Assuming that $2NO+O_2⟶2{NO}_2$ is a single step reaction, what will be the rate of reaction when the volume of the reaction vessel is reduced to $\frac{1}{4}$th of the initial value? The original rate of reaction is $64$ mole $l^{-1}{s}^{-1}$.

Answer 1

$2NO+O_2\to 2N{O}_2$
The rate of reaction is $r=k{\left[NO\right]}^2\left[O_2\right]$, as it is a single step reaction. when the volume of the reaction vessel reduced to 1/4th of the initial volume, the concentration of each reactant is increased by 4 times.
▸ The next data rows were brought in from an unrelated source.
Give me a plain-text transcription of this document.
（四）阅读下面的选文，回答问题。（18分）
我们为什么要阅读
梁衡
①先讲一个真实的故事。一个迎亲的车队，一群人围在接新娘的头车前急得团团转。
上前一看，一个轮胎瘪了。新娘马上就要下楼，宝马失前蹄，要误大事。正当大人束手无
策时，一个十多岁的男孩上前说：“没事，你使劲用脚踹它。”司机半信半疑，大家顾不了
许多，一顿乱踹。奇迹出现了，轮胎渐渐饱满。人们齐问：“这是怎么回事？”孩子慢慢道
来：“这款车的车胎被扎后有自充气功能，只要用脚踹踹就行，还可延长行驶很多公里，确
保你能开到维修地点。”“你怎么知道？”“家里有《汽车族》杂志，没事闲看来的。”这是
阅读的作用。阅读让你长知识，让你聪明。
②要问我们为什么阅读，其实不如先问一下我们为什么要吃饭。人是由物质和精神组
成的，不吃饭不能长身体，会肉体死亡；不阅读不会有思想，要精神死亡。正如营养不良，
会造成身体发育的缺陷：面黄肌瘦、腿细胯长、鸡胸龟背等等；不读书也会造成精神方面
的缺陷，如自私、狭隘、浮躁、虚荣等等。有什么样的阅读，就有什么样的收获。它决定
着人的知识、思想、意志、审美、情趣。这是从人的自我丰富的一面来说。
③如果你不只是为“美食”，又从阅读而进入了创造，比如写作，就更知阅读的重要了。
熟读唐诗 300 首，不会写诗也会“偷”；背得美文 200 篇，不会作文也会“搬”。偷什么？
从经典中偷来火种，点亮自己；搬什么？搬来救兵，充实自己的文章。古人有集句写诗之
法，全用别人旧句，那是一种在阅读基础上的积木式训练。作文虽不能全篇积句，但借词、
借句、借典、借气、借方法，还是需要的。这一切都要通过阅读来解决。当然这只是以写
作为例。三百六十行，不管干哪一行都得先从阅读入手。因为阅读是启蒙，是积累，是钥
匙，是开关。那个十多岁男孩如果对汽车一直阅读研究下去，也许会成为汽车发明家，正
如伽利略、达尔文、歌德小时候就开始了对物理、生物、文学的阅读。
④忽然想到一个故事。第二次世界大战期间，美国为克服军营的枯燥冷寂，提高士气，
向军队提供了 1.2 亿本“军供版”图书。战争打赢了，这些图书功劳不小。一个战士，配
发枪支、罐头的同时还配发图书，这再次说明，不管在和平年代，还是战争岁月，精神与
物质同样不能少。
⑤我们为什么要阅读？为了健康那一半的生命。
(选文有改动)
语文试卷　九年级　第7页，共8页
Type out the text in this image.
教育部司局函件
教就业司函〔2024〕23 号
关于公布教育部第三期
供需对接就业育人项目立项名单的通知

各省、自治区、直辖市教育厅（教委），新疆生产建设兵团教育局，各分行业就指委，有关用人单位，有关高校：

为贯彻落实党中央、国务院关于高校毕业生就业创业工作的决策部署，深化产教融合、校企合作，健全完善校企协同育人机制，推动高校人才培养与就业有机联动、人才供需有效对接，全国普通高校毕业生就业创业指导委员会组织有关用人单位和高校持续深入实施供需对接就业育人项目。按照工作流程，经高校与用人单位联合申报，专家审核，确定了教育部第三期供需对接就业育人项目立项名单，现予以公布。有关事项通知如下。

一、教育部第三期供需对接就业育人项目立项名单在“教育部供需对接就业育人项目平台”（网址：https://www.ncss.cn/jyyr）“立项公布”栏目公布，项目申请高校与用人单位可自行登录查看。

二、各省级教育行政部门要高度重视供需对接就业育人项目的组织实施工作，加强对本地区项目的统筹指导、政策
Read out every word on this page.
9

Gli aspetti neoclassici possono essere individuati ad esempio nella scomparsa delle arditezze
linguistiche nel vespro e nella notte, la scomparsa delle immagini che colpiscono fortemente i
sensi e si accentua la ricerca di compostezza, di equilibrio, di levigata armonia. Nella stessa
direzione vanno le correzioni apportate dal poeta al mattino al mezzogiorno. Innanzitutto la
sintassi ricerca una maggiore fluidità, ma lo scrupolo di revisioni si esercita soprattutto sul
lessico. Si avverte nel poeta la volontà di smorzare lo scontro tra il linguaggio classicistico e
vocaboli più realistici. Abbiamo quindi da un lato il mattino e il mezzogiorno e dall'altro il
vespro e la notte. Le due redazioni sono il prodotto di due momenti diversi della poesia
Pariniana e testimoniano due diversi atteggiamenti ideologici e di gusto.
Since the reaction is 2nd order with respect to $NO$ and 1st order with respect to $O_2$, the rate of reaction increases by 16 times for $NO$ and 4 times for $O_2$. On the whole, the rate of reaction increases by 64 times (${\left[NO\right]}^2\times \left[O_2\right]=[4{]}^2\times [4\left]\right)$. The original rate of reaction is 64 $mole{l}^{-1}{s}^{-1}$ and the new rate of reaction is 64 times more than this, thus
$r_2=64\times 64=4096=4.096\times {10}^{3}mole{l}^{-1}{s}^{-1}$.